TIMARHANE KAÇKINLARI

0
tımarhane kaçkınları
  • Bugün ahlaki değerler üzerinden hak, adalet, özgürlük, erdemlilik gibi muğlak konuların toplumun her tabakası yahut her bir bireyi adına karşılık geldiği tartışmaların sığlığı ve sıklığı, gündelik çıkarların basit ve yanıltıcı alegorileriyle tanımlanmaya çalışılmasından mütevellit kitlelerin ve bireylerin eğilimlerinin karalama, ötekileştirme, indirgeme ve şiddetle yok etme benzeri insani zayıflıklar ve ucuzluklarla şekillendiğini görüyoruz.
  • Bu bunaltıcı, karanlık atmosfer epizodik sıçramalarla insanın ilk gününden beri çağlar ve kıtalar boyunca bir akıl hastanesi boğuculuğuyla seyir etmektedir.
  • Bir tarafta gerçeğin oyuğunda inleyen bir tanrı epigrafı, diğer taraftaysa gözyaşlarının hologramıyla duygulanan, sinyali gün geçtikçe yiten ve ölümü boğazlayan, mezarını taçlandıran bir insan motifi var.
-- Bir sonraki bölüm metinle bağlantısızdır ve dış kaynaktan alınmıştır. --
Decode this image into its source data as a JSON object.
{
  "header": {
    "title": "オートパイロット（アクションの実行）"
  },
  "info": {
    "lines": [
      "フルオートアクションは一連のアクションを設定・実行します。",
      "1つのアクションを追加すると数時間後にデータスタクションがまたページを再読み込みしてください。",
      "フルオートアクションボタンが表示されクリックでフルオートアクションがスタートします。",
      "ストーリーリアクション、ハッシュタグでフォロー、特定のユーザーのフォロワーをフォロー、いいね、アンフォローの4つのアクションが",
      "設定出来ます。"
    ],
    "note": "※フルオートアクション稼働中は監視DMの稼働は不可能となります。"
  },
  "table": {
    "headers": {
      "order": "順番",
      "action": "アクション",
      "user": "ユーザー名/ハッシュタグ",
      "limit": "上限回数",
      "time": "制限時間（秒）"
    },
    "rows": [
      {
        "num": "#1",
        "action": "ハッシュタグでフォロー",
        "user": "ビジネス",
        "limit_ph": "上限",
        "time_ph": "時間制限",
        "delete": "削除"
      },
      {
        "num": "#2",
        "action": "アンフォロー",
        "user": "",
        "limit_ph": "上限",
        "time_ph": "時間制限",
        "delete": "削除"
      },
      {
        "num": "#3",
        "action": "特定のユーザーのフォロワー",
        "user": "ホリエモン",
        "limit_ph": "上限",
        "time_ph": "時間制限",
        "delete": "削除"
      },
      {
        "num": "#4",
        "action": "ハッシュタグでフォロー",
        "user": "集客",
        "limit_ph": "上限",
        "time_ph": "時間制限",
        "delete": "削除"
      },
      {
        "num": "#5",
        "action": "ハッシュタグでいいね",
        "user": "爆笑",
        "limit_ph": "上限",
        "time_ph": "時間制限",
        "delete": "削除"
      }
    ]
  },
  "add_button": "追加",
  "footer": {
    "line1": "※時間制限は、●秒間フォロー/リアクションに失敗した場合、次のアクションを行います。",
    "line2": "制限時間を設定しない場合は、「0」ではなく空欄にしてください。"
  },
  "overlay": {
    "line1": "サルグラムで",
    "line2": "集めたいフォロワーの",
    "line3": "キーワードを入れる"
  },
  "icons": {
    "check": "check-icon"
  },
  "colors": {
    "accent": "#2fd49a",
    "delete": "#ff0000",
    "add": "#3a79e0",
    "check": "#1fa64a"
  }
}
  • Aşkın dağları, nehirleri, ovaları bir çırpıda ateşe verip yok edebilecek ve aynı zamanda yok’u var etmeye gerek duymadan var’ı simülasyonlara dönüştürebilecek kudrete muktedir hayalet bir güç var.
  • (Tanrı olmanın standartı ne olmalıydı ki sahiden? Görünürdekilerin en yaygını ‘doğmamış ve doğrulmamış’ adı mukaddes, kendisi lafzadır ve bizler kulluğundayız. En azından bir süre için öyleydi. Lakin bir gün Ezeliyetin ve ebediyetin zindanından zincirlerini koparır ve kulluğunu ettiğinin katili olur insanoğlu.)
  • Tanrı öldükten sonra yerine geçen insanla, “kendi kafasının üzerinden aşmaya” çalışan insan arasında bir ‘muvazaa’dır bu simülasyon.